Not an expert by any means, but my thoughts are: since light has no rest mass it can not accelerate since acceleration is dependent upon mass. However, light has momentum, and momentum with zero rest mass means that light goes from zero to c the very moment it is "created".
 
I'm by no means an expert on this, but I was always thought that light was a wave, so I've understood that it's energy and not mass. I'm probably wrong on this.

The one thing I've always wondered is, all waves need to travel through a medium, but light can travel in a vacuum...
 
That's the old concept of aether. Light has no mass but does have energy.

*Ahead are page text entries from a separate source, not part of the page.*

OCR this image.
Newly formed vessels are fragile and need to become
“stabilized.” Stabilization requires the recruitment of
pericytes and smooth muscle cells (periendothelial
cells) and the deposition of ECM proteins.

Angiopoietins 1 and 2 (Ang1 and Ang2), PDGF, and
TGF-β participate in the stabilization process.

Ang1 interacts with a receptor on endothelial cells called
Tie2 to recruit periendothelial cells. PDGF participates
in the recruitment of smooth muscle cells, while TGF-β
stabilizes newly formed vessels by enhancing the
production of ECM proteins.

It does have momentum, as exemplified by many experiments, most dramaticaly the ESA solar sail recently launched. Light is bent around the sun, and therefore can experience centripetal acceleration from the Earth reference frame.
 
Light travels E-M waves and interacts as particles. We say that light has no mass in ¿rest? (well, i don't know what is the correct word, but i mean that the v respect to the ground is zero).

But if it has no mass ¿how can a galaxy, a star or even a planet disturb its travel and force it to change its direction? This is what happens with an asteroid for example, the gravity forces it to change... Ok that is solved if we proof that Earth, Sun, and the galaxy at all, disturbs the spacetime... but we have to wait several months, to let Gravity Probe B do its work.